The complex in Woodland Hills that just celebrated its grand opening was originally built in 1971 and served for many years as the headquarters for Weider Health and Fitness, now known as Weider Global Nutrition and headquartered in Gilbert, Arizona.
The Terasaki Institute bought the building in 2020 and began renovations later that year, hiring Miracle Mile-based CO Architects for the design work. The institute is in the midst of moving up to 100 employees into the building, which has the capacity to house 100 additional employees. It has also installed state-of-the-art research equipment.

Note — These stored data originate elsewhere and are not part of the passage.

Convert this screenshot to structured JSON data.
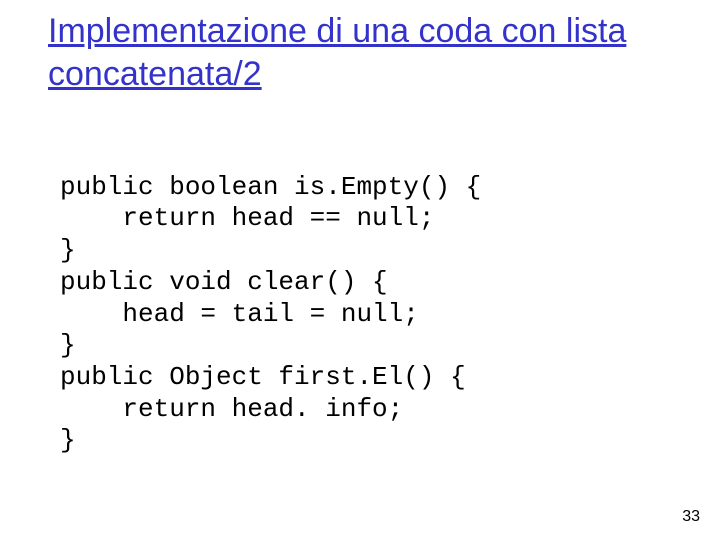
{
  "title": "Implementazione di una coda con lista concatenata/2",
  "code": {
    "l0": "public boolean is.Empty() {",
    "l1": "    return head == null;",
    "l2": "}",
    "l3": "public void clear() {",
    "l4": "    head = tail = null;",
    "l5": "}",
    "l6": "public Object first.El() {",
    "l7": "    return head. info;",
    "l8": "}"
  },
  "page_number": "33"
}
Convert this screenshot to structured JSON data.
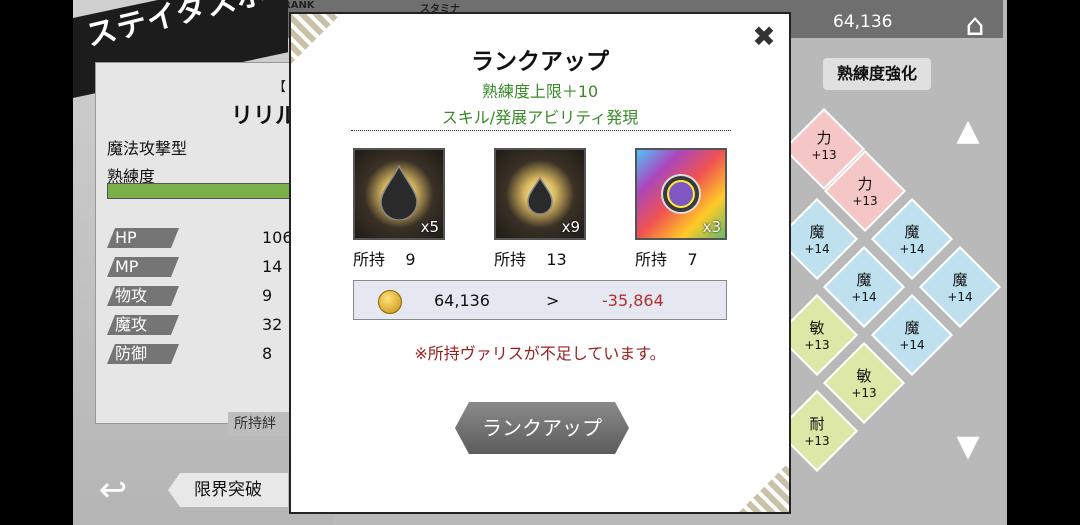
{
  "screen": {
    "title": "ステイタスボード",
    "rank_label": "RANK",
    "stamina_label": "スタミナ",
    "gold": "64,136",
    "home_icon": "home-icon"
  },
  "character": {
    "bracket": "【",
    "name": "リリル",
    "type": "魔法攻撃型",
    "proficiency_label": "熟練度",
    "stats": [
      {
        "label": "HP",
        "value": "106"
      },
      {
        "label": "MP",
        "value": "14"
      },
      {
        "label": "物攻",
        "value": "9"
      },
      {
        "label": "魔攻",
        "value": "32"
      },
      {
        "label": "防御",
        "value": "8"
      }
    ],
    "own_bond_label": "所持絆",
    "limit_break_label": "限界突破"
  },
  "board": {
    "proficiency_boost_label": "熟練度強化",
    "tiles": [
      {
        "label": "力",
        "bonus": "+13",
        "color": "red"
      },
      {
        "label": "力",
        "bonus": "+13",
        "color": "red"
      },
      {
        "label": "魔",
        "bonus": "+14",
        "color": "blue"
      },
      {
        "label": "魔",
        "bonus": "+14",
        "color": "blue"
      },
      {
        "label": "魔",
        "bonus": "+14",
        "color": "blue"
      },
      {
        "label": "魔",
        "bonus": "+14",
        "color": "blue"
      },
      {
        "label": "敏",
        "bonus": "+13",
        "color": "green"
      },
      {
        "label": "魔",
        "bonus": "+14",
        "color": "blue"
      },
      {
        "label": "敏",
        "bonus": "+13",
        "color": "green"
      },
      {
        "label": "耐",
        "bonus": "+13",
        "color": "green"
      }
    ]
  },
  "modal": {
    "title": "ランクアップ",
    "subtitle1": "熟練度上限＋10",
    "subtitle2": "スキル/発展アビリティ発現",
    "items": [
      {
        "qty": "x5",
        "owned_label": "所持",
        "owned": "9"
      },
      {
        "qty": "x9",
        "owned_label": "所持",
        "owned": "13"
      },
      {
        "qty": "x3",
        "owned_label": "所持",
        "owned": "7"
      }
    ],
    "gold_current": "64,136",
    "gold_arrow": ">",
    "gold_cost": "-35,864",
    "warning": "※所持ヴァリスが不足しています。",
    "button": "ランクアップ",
    "close_icon": "close-icon"
  },
  "colors": {
    "accent_green": "#3a8a2a",
    "warning_red": "#9a2020",
    "cost_red": "#b03030"
  }
}
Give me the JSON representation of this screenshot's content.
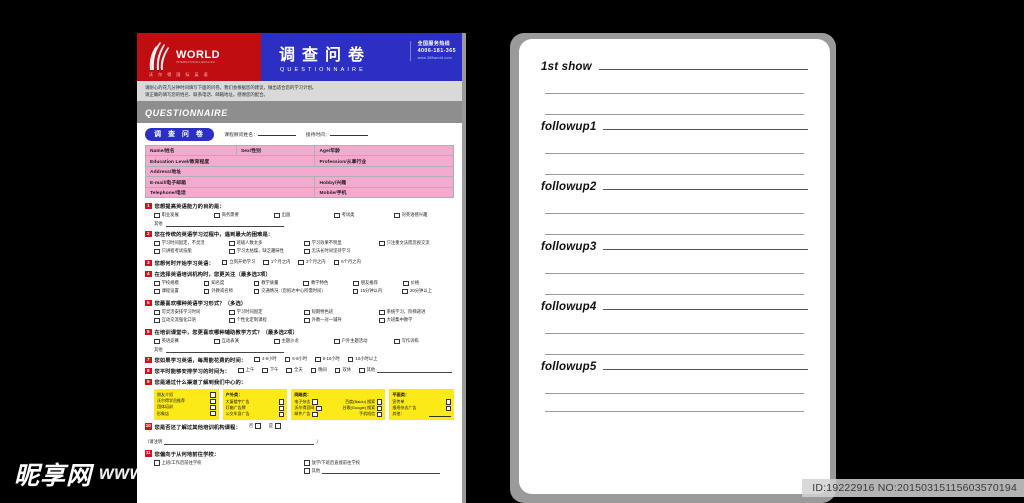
{
  "watermarks": {
    "site_cn": "昵享网",
    "site_url": "www.nipic.cn",
    "id_text": "ID:19222916 NO:20150315115603570194"
  },
  "left_document": {
    "header": {
      "brand_main": "WORLD",
      "brand_sub": "INTERNATIONAL ENGLISH",
      "brand_cn": "沃 尔 得 国 际 英 语",
      "title_cn": "调查问卷",
      "title_en": "QUESTIONNAIRE",
      "hotline_label": "全国服务热线",
      "hotline_number": "4006-181-365",
      "hotline_site": "www.365world.com"
    },
    "intro_line1": "请耐心的花几分钟时间填写下面的问卷。我们会根据您的建议，做出适合您的学习计划。",
    "intro_line2": "请正确的填写您的姓名、联系电话、邮箱地址。感谢您的配合。",
    "section_title": "QUESTIONNAIRE",
    "tag": "调 查 问 卷",
    "meta_consultant": "课程顾问姓名：",
    "meta_time": "接待时间：",
    "profile_table": [
      [
        "Name/姓名",
        "Sex/性别",
        "Age/年龄"
      ],
      [
        "Education Level/教育程度",
        "Profession/从事行业"
      ],
      [
        "Address/地址"
      ],
      [
        "E-mail/电子邮箱",
        "Hobby/兴趣"
      ],
      [
        "Telephone/电话",
        "Mobile/手机"
      ]
    ],
    "questions": [
      {
        "num": "1",
        "text": "您想提高英语能力的目的是：",
        "layout": "grid5",
        "options": [
          "职业发展",
          "商务需要",
          "出国",
          "考试类",
          "对英语感兴趣"
        ],
        "other_label": "其他",
        "other_line": true
      },
      {
        "num": "2",
        "text": "您在传统的英语学习过程中，遇到最大的困难是：",
        "layout": "grid4",
        "options": [
          "学习时间固定，不灵活",
          "班级人数太多",
          "学习效果不明显",
          "只注重文法而忽视交流",
          "只讲程考试技能",
          "学习太枯燥，缺乏趣味性",
          "无法长时间坚持学习"
        ]
      },
      {
        "num": "3",
        "text": "您想何时开始学习英语：",
        "layout": "inline",
        "options": [
          "立刻开始学习",
          "1个月之内",
          "3个月之内",
          "6个月之内"
        ]
      },
      {
        "num": "4",
        "text": "在选择英语培训机构时，您更关注（最多选3项）",
        "layout": "grid6",
        "options": [
          "学校规模",
          "知名度",
          "教学质量",
          "教学特色",
          "朋友推荐",
          "价格",
          "课程设置",
          "外教或名师",
          "交通情况（您抵达中心所需时间）",
          "15分钟以内",
          "20分钟以上"
        ]
      },
      {
        "num": "5",
        "text": "您最喜欢哪种英语学习形式？（多选）",
        "layout": "grid4",
        "options": [
          "可灵活安排学习时间",
          "学习时间固定",
          "短期特色班",
          "系统学习，阶梯递进",
          "互动交流强化口语",
          "个性化定制课程",
          "外教一对一辅导",
          "大班集中教学"
        ]
      },
      {
        "num": "6",
        "text": "在培训课堂中，您更喜欢哪种辅助教学方式？（最多选2项）",
        "layout": "grid5",
        "options": [
          "英语竞赛",
          "互动表演",
          "主题沙龙",
          "户外主题活动",
          "写作训练"
        ],
        "other_label": "其他",
        "other_line": true
      },
      {
        "num": "7",
        "text": "您如果学习英语，每周能花费的时间：",
        "layout": "inline",
        "options": [
          "4-6小时",
          "6-8小时",
          "8-10小时",
          "10小时以上"
        ]
      },
      {
        "num": "8",
        "text": "您平时能够安排学习的时间为：",
        "layout": "inline-other",
        "options": [
          "上午",
          "下午",
          "全天",
          "晚间",
          "双休",
          "其他"
        ]
      },
      {
        "num": "9",
        "text": "您是通过什么渠道了解到我们中心的：",
        "layout": "yellow"
      },
      {
        "num": "10",
        "text": "您是否还了解过其他培训机构课程：",
        "layout": "yesno",
        "options": [
          "否",
          "是"
        ],
        "note": "（请注明",
        "note_end": "）"
      },
      {
        "num": "11",
        "text": "您偏向于从何地前往学校：",
        "layout": "grid-last",
        "options": [
          "上班/工作后前往学校",
          "放学/下班后直接前往学校",
          "其他"
        ]
      }
    ],
    "channel_boxes": [
      {
        "head": "朋友介绍",
        "items": [
          "沃尔得学员推荐",
          "团体培训",
          "形象店"
        ]
      },
      {
        "head": "户外类：",
        "items": [
          "大厦楼宇广告",
          "灯箱广告牌",
          "公交车身广告"
        ]
      },
      {
        "head": "网络类：",
        "items": [
          "电子杂志",
          "百度(Baidu) 搜索",
          "沃尔得官网",
          "谷歌(Google) 搜索",
          "邮件广告",
          "手机短信"
        ]
      },
      {
        "head": "平面类：",
        "items": [
          "宣传单",
          "报纸杂志广告",
          "其他："
        ]
      }
    ]
  },
  "right_page": {
    "sections": [
      {
        "label": "1st show"
      },
      {
        "label": "followup1"
      },
      {
        "label": "followup2"
      },
      {
        "label": "followup3"
      },
      {
        "label": "followup4"
      },
      {
        "label": "followup5"
      }
    ]
  }
}
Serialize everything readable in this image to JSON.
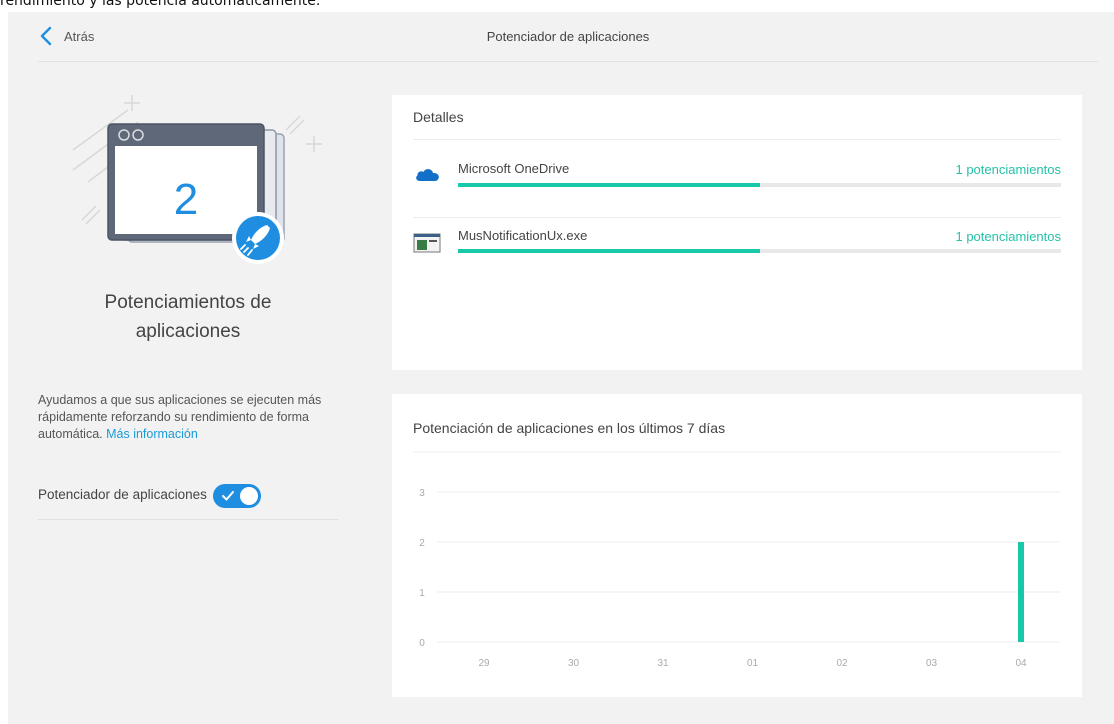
{
  "top_caption": "rendimiento y las potencia automáticamente.",
  "header": {
    "back_label": "Atrás",
    "title": "Potenciador de aplicaciones"
  },
  "left": {
    "boost_count": "2",
    "title_line1": "Potenciamientos de",
    "title_line2": "aplicaciones",
    "description": "Ayudamos a que sus aplicaciones se ejecuten más rápidamente reforzando su rendimiento de forma automática.",
    "more_info_link": "Más información",
    "toggle_label": "Potenciador de aplicaciones",
    "toggle_on": true,
    "icons": [
      "browser-window-icon",
      "rocket-icon",
      "sparkle-icon"
    ]
  },
  "details": {
    "title": "Detalles",
    "apps": [
      {
        "name": "Microsoft OneDrive",
        "count_label": "1 potenciamientos",
        "icon": "onedrive-cloud-icon",
        "progress": 0.5
      },
      {
        "name": "MusNotificationUx.exe",
        "count_label": "1 potenciamientos",
        "icon": "exe-window-icon",
        "progress": 0.5
      }
    ]
  },
  "colors": {
    "accent_teal": "#17c8a9",
    "accent_blue": "#1f8ee0",
    "link_blue": "#1a9bd7",
    "background": "#f2f2f2"
  },
  "chart_data": {
    "type": "bar",
    "title": "Potenciación de aplicaciones en los últimos 7 días",
    "categories": [
      "29",
      "30",
      "31",
      "01",
      "02",
      "03",
      "04"
    ],
    "values": [
      0,
      0,
      0,
      0,
      0,
      0,
      2
    ],
    "yticks": [
      "0",
      "1",
      "2",
      "3"
    ],
    "ylim": [
      0,
      3
    ],
    "grid": true,
    "bar_color": "#17c8a9"
  }
}
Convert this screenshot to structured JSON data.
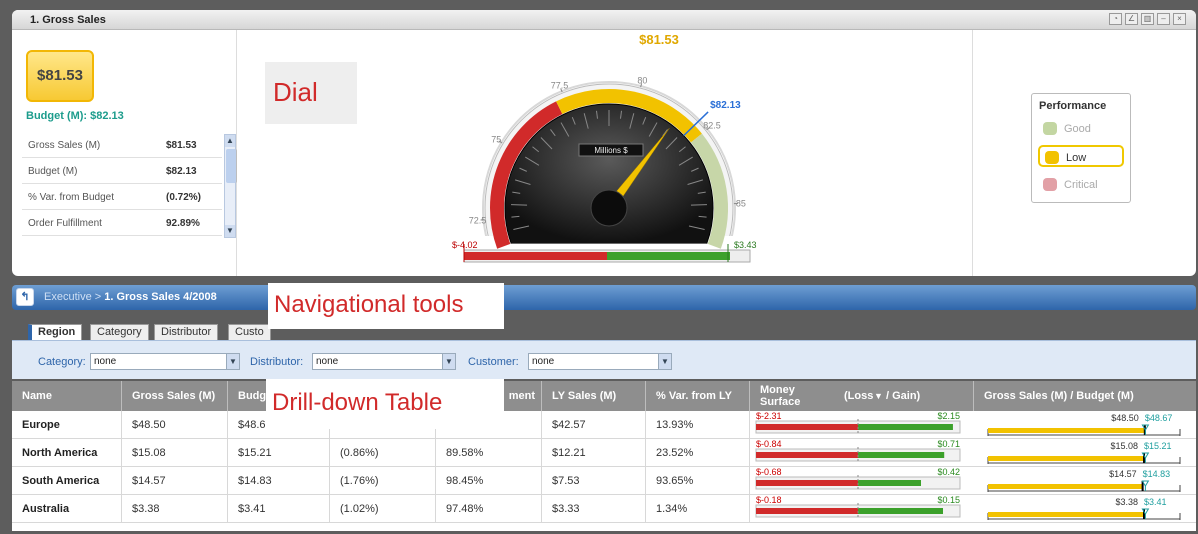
{
  "panel": {
    "title": "1. Gross Sales",
    "value": "$81.53",
    "budget_label": "Budget (M): $82.13",
    "stats": [
      {
        "label": "Gross Sales (M)",
        "value": "$81.53"
      },
      {
        "label": "Budget (M)",
        "value": "$82.13"
      },
      {
        "label": "% Var. from Budget",
        "value": "(0.72%)"
      },
      {
        "label": "Order Fulfillment",
        "value": "92.89%"
      }
    ],
    "annotation_dial": "Dial"
  },
  "gauge": {
    "current_value": 81.53,
    "current_label": "$81.53",
    "budget_value": 82.13,
    "budget_label": "$82.13",
    "center_label": "Millions $",
    "min": 71.5,
    "max": 86.5,
    "ticks": [
      "72.5",
      "75",
      "77.5",
      "80",
      "82.5",
      "85"
    ],
    "tick_values": [
      72.5,
      75,
      77.5,
      80,
      82.5,
      85
    ],
    "bands": [
      {
        "from": 71.5,
        "to": 77.2,
        "color": "#d12a2a"
      },
      {
        "from": 77.2,
        "to": 82.5,
        "color": "#f2c200"
      },
      {
        "from": 82.5,
        "to": 86.5,
        "color": "#c7d6a8"
      }
    ],
    "variance_min": "$-4.02",
    "variance_max": "$3.43"
  },
  "performance": {
    "title": "Performance",
    "items": [
      {
        "label": "Good",
        "color": "#c3d6a2"
      },
      {
        "label": "Low",
        "color": "#f2c200"
      },
      {
        "label": "Critical",
        "color": "#e2a0a6"
      }
    ]
  },
  "breadcrumb": {
    "parent": "Executive >",
    "current": "1. Gross Sales 4/2008"
  },
  "annotation_nav": "Navigational tools",
  "annotation_drill": "Drill-down Table",
  "tabs": [
    "Region",
    "Category",
    "Distributor",
    "Custo"
  ],
  "filters": [
    {
      "label": "Category:",
      "value": "none"
    },
    {
      "label": "Distributor:",
      "value": "none"
    },
    {
      "label": "Customer:",
      "value": "none"
    }
  ],
  "table": {
    "headers": [
      "Name",
      "Gross Sales (M)",
      "Budg",
      "",
      "ment",
      "LY Sales (M)",
      "% Var. from LY",
      "Money Surface",
      "(Loss",
      "/ Gain)",
      "Gross Sales (M) / Budget (M)"
    ],
    "rows": [
      {
        "name": "Europe",
        "gross": "$48.50",
        "budget": "$48.67",
        "var": "",
        "ful": "",
        "ly": "$42.57",
        "varly": "13.93%",
        "loss": "$-2.31",
        "gain": "$2.15",
        "loss_v": -2.31,
        "gain_v": 2.15,
        "g_lab": "$48.50",
        "b_lab": "$48.67",
        "g_v": 48.5,
        "b_v": 48.67
      },
      {
        "name": "North America",
        "gross": "$15.08",
        "budget": "$15.21",
        "var": "(0.86%)",
        "ful": "89.58%",
        "ly": "$12.21",
        "varly": "23.52%",
        "loss": "$-0.84",
        "gain": "$0.71",
        "loss_v": -0.84,
        "gain_v": 0.71,
        "g_lab": "$15.08",
        "b_lab": "$15.21",
        "g_v": 15.08,
        "b_v": 15.21
      },
      {
        "name": "South America",
        "gross": "$14.57",
        "budget": "$14.83",
        "var": "(1.76%)",
        "ful": "98.45%",
        "ly": "$7.53",
        "varly": "93.65%",
        "loss": "$-0.68",
        "gain": "$0.42",
        "loss_v": -0.68,
        "gain_v": 0.42,
        "g_lab": "$14.57",
        "b_lab": "$14.83",
        "g_v": 14.57,
        "b_v": 14.83
      },
      {
        "name": "Australia",
        "gross": "$3.38",
        "budget": "$3.41",
        "var": "(1.02%)",
        "ful": "97.48%",
        "ly": "$3.33",
        "varly": "1.34%",
        "loss": "$-0.18",
        "gain": "$0.15",
        "loss_v": -0.18,
        "gain_v": 0.15,
        "g_lab": "$3.38",
        "b_lab": "$3.41",
        "g_v": 3.38,
        "b_v": 3.41
      }
    ]
  }
}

“We are thrilled to open our doors to the public and share our research with the world,” said Ali Khademhousseini, the institute’s chief executive. “The Terasaki Institute is committed to pushing the boundaries of biomedical engineering research to develop innovative solutions that will transform the future of healthcare.”
The ImmPACT Bio facility consists of 21,500 square feet of lab and manufacturing space in West Hills. It will support clinical production of the company’s lead drug candidate – given a preliminary name of IMPT-314 – which uses chimeric antigen receptor T-cell, or CAR-T, immunotherapy targeting certain types of malignancies and autoimmune diseases.
ImmPACT Bio is one of several local companies pursuing CAR-T immunotherapy; another more well-known one is Santa Monica-based Kite, which is now a unit of Foster City-based Gilead Sciences Inc. ImmPACT Bio was founded in Rehovot, Israel, in 2017 and then a couple of years later became a United States-based company, setting up its first office in Camarillo, which had about 5,400 square feet of space.
The new facility has almost four times as much space.
“We are pleased to celebrate the grand opening of ImmPACT Bio’s first U.S.-based GMP manufacturing facility, an instrumental milestone marking the clinical readiness of our lead program IMPT-314,” said Sumant Ramachandra, the company’s chief executive.
“The West Hills facility in Los Angeles will support our clinical manufacturing capacity, advance our clinical studies, and help position us for success when we approach commercial launch,” he added.
The company’s chief technology officer, Sylvain Roy, elaborated on the spaciousness of the new facility.
“The all-encompassing layout that includes research, development, quality labs plus manufacturing in one facility aims to help break barriers between teams and facilitate the rapid transfer of knowledge,” Roy said.
In its announcement of the grand opening, the company said it expects to begin a second round of clinical trials of its lead drug candidate this quarter with the dosing of the first patient for that trial.